Use a Braille display to read and enter text
You can use a Braille display to read and enter text in Docs, Slides, and Drawings.
Braille support on your Mac or PC
To turn on Braille support on your computer, follow these steps:
- Open a document, presentation, or drawing in Google Chrome, Firefox, Safari, or Internet Explorer.
- If you haven't already turned on screen reader support for the Docs editors, press Ctrl + Alt + z (Windows) or ⌘ + Option + z (Mac).
- Press Alt + / (Windows, Chrome OS) or Option + / (Mac) to open a menu search.
- Type "Braille" to bring up the Enable Braille support option. You'll hear "Enable Braille support, not checked."
- Press Enter. You'll hear "Braille support enabled."
To turn off Braille support, repeat steps 3 and 4 above.
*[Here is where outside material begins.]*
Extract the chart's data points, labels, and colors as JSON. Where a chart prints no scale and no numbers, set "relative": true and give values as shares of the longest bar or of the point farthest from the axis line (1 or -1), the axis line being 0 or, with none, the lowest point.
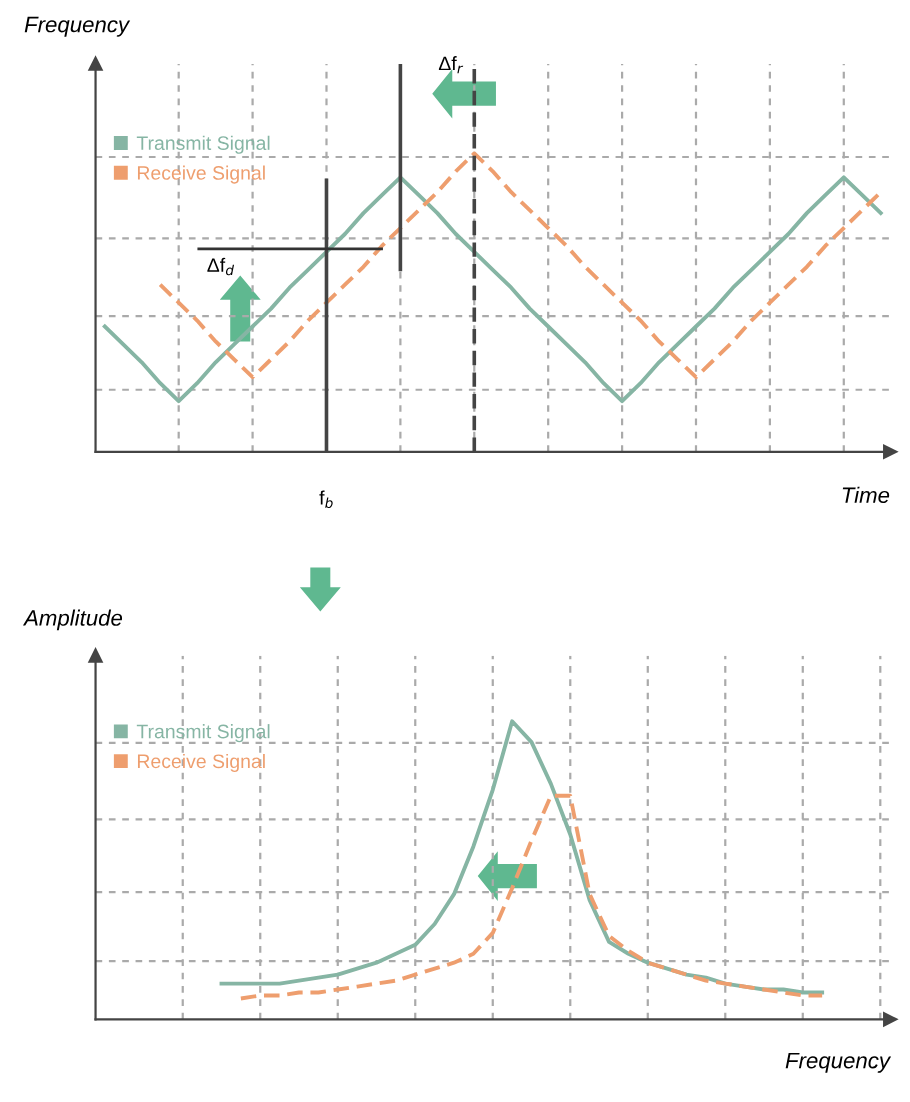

After you press Enter, you'll hear "Braille support disabled."
If you turn Braille support on or off in Docs, Slides, or Drawings, the setting applies whenever you sign in to any of these editors.
Once you've turned on Braille support, you'll notice the following improvements:
- When you're typing or navigating character by character, the screen reader announces your changes more quickly.
- The screen reader's announcements of punctuation and whitespace are better.
- Docs, Slides, and Drawings now follow your screen reader's settings for character echo and word echo while typing. (Previously, characters were always echoed, and screen reader typing echo had to be turned off for some screen readers.)
- With some browsers and screen readers, you can use the cursor routing button on your Braille display to move the cursor in text. This feature is currently available for NVDA (with Chrome or Firefox) and for JAWS (with Chrome, Firefox, or Internet Explorer).
Braille support currently has the following limitations:
- It isn't yet possible to enter special characters from the keyboard. To enter special characters, open the the Insert menu and select "Special characters."
- It isn't yet possible to use the Braille display to navigate. Text input and output are the only supported uses at this time.
- In some cases, special announcements (e.g. styles, comments, footnotes, and equations) are shifted by a character. This issue applies only to screen readers that announce the character after the cursor, rather than the character just passed over by the cursor, when the cursor moves. Affected screen readers include ChromeVox, NVDA, and JAWS, depending on your settings.
- Verbalization of comments or styles can interfere with the screen reader’s announcements of the text when navigating through content.
- If you use NVDA, we recommend using the latest version for the best experience. Please be aware that Braille feedback for typing isn't yet fully supported, and link text isn't verbalized.
- If you use a Mac, Braille support in the Docs editors is compatible with Mac OS X Yosemite.
Braille support on mobile devices
In the Docs and Slides apps for Android, iPhone, and iPad, you can use a Braille device to read and enter text. You don't need to adjust any settings in order to use your Braille device.